Charges dismissed in cross burning case
The charges against another teen alleged to have burned a cross to intimidate a 14-year-old biracial girl last year have been dismissed.
Brandon Kersey, now 18, was accused of conspiring with three other Tuscola High School classmates to burn a cross where the victim, who was also a classmate, was spending the night with a friend in May last year.
According to court documents, the boys soaked a T-shirt in gasoline, wrapped it around a homemade plywood cross and placed it upright in the yard, setting it ablaze.
A neighbor saw the charred cross when she walked outside the next morning to pick up her mail, said Assistant District Attorney Rachael Groffsky during court.
After being contacted by the victim, the defendants came to the home and admitted responsibility for the crime, but law enforcement was not notified until the victim called her mother later that evening.
Matthew Mitchell pleaded guilty to a felony for his role in the incident in February and was placed on supervised probation and ordered to serve 100 hours of community service.

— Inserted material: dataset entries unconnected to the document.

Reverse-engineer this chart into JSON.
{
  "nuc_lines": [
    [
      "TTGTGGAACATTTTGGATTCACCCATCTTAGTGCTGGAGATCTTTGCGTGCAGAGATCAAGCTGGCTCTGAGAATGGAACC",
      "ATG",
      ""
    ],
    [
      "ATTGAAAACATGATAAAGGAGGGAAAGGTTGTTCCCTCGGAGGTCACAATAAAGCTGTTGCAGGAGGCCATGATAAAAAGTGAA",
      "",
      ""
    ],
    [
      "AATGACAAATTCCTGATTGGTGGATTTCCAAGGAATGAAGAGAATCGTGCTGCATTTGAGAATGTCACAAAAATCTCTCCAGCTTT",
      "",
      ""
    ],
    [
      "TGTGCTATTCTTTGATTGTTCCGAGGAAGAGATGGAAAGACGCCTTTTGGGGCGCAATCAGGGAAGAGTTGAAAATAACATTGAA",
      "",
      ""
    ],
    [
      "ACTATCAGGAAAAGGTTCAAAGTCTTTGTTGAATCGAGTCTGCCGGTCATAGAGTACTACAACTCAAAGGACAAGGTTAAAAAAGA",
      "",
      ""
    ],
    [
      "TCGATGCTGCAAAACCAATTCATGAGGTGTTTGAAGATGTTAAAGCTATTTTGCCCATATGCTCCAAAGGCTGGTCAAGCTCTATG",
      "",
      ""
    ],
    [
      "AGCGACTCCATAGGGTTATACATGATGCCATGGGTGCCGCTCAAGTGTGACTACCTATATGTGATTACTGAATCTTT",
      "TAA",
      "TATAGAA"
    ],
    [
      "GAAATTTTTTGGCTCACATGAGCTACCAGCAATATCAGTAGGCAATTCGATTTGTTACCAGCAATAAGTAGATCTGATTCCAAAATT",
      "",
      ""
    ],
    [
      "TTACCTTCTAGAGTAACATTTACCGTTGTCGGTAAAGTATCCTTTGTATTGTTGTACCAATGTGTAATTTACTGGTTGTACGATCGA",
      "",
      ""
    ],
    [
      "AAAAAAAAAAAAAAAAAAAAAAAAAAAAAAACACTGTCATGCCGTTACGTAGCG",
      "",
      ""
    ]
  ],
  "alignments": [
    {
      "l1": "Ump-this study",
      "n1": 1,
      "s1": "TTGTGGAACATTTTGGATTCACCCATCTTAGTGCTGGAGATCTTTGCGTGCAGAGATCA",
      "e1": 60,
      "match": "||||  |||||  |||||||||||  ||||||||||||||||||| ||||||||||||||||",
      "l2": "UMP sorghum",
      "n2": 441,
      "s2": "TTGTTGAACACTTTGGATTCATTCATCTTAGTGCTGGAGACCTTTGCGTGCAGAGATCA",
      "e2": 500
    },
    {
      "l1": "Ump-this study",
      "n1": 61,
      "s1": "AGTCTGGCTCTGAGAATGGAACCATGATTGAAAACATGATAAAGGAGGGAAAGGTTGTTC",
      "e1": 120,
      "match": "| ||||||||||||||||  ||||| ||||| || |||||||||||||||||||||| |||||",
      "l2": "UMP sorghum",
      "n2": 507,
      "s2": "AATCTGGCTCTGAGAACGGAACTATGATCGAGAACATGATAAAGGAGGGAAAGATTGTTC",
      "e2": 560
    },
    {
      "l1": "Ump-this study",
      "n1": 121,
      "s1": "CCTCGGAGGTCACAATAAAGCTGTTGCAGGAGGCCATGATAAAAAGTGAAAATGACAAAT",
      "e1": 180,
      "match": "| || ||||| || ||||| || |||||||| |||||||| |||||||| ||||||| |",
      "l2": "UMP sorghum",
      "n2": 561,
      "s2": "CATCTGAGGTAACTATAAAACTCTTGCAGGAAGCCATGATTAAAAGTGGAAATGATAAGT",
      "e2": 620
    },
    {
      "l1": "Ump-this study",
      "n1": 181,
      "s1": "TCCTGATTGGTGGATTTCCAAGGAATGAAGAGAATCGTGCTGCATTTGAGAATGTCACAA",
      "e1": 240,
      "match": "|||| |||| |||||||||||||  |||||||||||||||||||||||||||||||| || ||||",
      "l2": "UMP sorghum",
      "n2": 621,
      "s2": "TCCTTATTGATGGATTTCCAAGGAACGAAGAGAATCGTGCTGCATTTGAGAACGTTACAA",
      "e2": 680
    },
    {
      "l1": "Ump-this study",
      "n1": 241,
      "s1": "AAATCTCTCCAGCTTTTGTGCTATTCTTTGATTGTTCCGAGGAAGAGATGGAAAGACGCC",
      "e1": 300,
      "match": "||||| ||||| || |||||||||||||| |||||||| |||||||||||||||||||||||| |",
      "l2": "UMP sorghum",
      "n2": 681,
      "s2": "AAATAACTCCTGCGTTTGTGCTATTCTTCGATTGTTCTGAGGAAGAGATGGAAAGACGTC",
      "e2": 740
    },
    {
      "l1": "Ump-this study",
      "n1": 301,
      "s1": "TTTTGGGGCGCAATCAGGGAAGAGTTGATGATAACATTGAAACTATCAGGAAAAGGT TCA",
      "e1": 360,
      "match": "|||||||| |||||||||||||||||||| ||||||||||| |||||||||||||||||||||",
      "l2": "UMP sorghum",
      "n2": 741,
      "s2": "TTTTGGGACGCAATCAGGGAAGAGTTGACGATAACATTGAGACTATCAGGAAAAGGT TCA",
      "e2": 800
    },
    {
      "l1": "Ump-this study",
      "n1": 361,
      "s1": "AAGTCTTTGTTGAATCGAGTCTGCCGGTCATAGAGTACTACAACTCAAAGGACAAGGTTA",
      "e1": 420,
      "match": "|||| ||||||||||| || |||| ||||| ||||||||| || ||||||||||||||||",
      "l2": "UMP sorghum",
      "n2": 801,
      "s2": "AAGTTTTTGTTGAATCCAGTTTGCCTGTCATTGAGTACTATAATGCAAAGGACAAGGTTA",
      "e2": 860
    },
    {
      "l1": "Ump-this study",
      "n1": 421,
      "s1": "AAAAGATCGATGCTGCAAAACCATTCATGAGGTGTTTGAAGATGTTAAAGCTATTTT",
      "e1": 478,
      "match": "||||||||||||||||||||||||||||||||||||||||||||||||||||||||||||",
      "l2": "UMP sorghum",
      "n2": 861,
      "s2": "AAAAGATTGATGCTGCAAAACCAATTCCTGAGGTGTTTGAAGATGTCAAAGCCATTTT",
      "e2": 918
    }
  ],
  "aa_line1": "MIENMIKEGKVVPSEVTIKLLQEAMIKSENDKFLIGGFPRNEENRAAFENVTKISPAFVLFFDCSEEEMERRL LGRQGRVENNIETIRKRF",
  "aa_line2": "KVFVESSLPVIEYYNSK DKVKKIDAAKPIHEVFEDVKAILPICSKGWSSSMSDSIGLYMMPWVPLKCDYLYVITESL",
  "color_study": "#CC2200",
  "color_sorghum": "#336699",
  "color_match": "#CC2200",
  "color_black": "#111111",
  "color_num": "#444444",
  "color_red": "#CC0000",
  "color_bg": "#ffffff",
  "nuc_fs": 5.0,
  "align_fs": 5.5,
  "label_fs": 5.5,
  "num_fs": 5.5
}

The victim said the defendants, especially Mitchell, bullied her at school prior to the incident by making fun of her hair and making racist comments and gestures.

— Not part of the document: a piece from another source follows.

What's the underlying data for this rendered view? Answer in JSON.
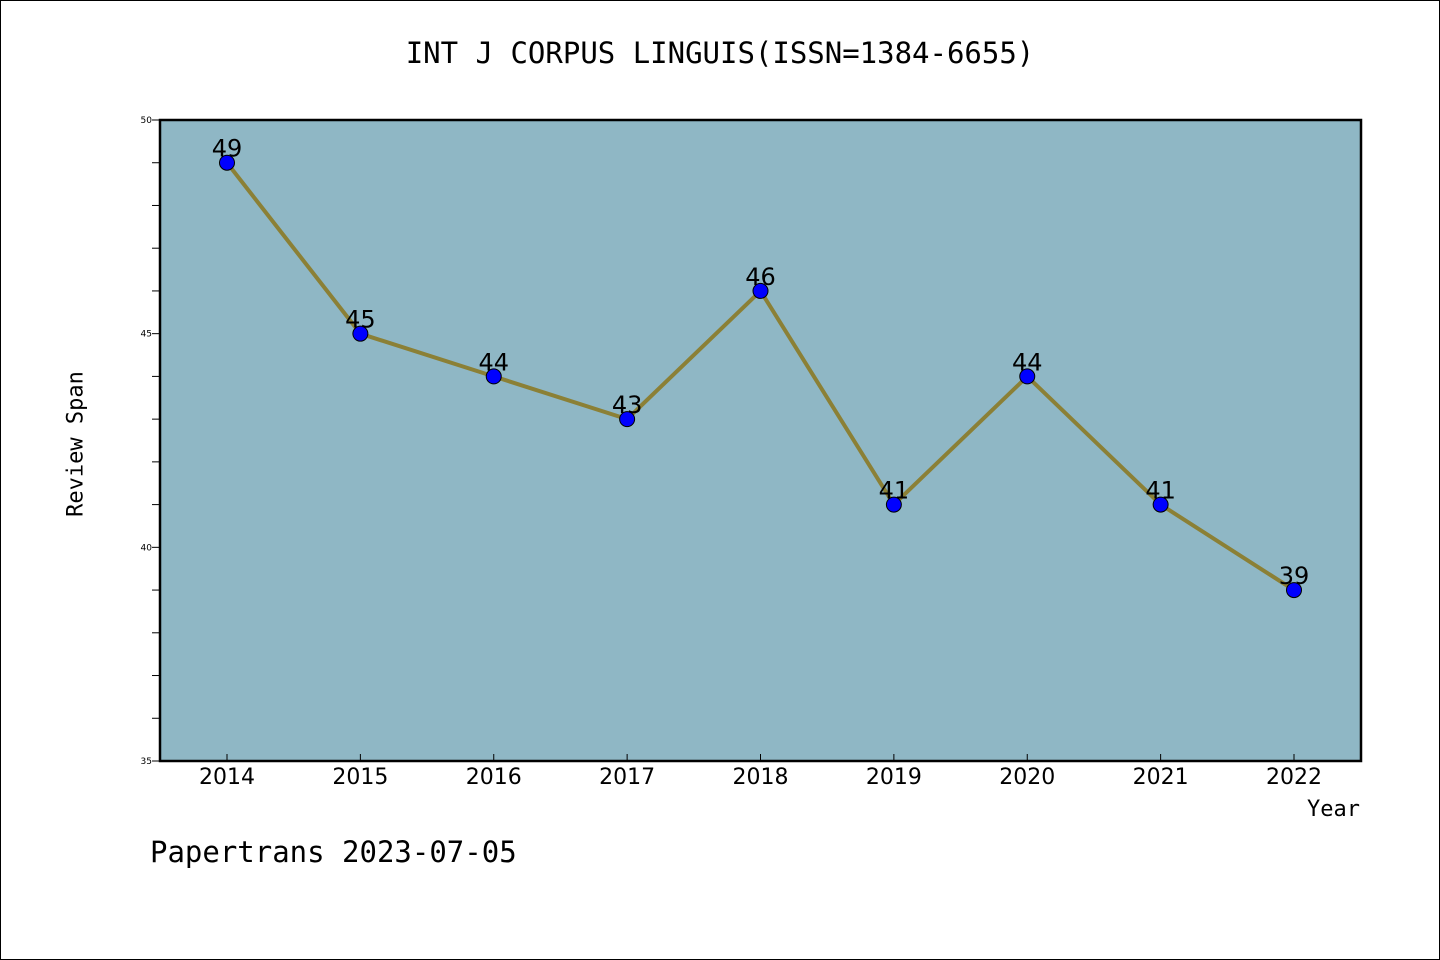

Groffsky said in order to prosecute Kersey, she would have had to prove that he placed or caused the placement of the burning cross that night. She would also have had to prove that he did it with the intent to intimidate another person.

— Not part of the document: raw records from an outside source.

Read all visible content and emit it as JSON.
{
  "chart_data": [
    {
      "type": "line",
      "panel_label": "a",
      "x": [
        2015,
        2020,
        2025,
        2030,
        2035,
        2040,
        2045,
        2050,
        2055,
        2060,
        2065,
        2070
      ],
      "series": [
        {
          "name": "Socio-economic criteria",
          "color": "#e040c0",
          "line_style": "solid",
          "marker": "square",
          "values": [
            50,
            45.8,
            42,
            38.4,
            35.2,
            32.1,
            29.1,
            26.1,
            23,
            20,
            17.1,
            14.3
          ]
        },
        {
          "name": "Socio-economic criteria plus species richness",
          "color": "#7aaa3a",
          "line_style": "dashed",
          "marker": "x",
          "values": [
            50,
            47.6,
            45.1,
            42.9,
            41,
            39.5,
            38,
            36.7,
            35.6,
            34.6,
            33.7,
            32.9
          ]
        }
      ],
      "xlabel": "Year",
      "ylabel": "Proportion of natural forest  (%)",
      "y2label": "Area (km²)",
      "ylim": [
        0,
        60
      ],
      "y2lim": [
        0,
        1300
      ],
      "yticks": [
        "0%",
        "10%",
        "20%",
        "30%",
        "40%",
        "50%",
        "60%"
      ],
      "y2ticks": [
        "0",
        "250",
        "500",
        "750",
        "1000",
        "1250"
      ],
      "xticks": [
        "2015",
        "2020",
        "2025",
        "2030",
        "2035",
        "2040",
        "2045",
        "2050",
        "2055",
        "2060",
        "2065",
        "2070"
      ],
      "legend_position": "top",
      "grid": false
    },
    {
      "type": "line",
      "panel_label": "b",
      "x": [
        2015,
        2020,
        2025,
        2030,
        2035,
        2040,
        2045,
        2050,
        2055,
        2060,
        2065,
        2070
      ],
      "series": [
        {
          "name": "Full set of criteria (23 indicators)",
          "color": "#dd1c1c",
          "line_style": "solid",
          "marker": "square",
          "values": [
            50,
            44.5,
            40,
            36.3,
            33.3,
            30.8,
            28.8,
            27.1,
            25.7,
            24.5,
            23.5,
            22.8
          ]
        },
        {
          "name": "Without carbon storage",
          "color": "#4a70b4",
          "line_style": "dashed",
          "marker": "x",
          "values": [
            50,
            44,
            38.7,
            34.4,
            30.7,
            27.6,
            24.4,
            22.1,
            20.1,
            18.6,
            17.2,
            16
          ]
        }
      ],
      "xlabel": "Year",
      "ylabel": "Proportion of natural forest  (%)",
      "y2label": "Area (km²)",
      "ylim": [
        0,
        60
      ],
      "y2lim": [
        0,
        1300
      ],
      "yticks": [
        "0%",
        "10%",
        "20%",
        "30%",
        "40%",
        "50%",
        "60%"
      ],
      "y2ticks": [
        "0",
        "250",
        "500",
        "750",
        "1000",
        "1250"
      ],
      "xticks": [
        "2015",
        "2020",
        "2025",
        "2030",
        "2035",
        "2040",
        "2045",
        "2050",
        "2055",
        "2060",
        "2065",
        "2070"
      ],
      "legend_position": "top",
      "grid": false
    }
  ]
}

However, in Kersey’s case, evidence led the state to believe that he was not actively involved in the incident.
“All the evidence in the case showed that the only reason he was along with the boys was because they did not feel comfortable leaving him alone because he had consumed a large amount of alcohol,” Groffsky said.
Mitchell’s attorney, Roy Patton, admitted to the court that his client and the other boys had been “drinking heavily” that night.
Two of the other teens involved in the case said that Kersey had no knowledge of what was even happening and that he was sitting in the truck while the incident occurred.
During a superior court session in early September, a third defendant in the case, Benjamin Greene, entered into a formal deferred prosecution. During the hearing, Judge Marvin Pope ordered that he complete 90 hours of community service and write an apology letter to the victim. If successfully completed within six months, the charges against him will be dismissed.
Groffsky said the state agreed to this because Greene provided truthful statements to the state implicating his involvement in the incident, he was cooperative with law enforcement and he aided the state in providing evidence that led to Mitchell’s conviction.
Greene has continued to play football at Tuscola High School since he was charged, but was barred from playing 20 percent of games last season. Mitchell was no longer allowed in school after his felony conviction in February.
A fourth boy at the scene, who was a juvenile and cannot be named, was never charged with a crime.
In the end, prosecutors maintain that Mitchell played the primary role in the incident.
“We feel like the most culpable defendant in this case received the highest punishment and was convicted of a felony and we believe it’s an appropriate resolution,” Groffsky said.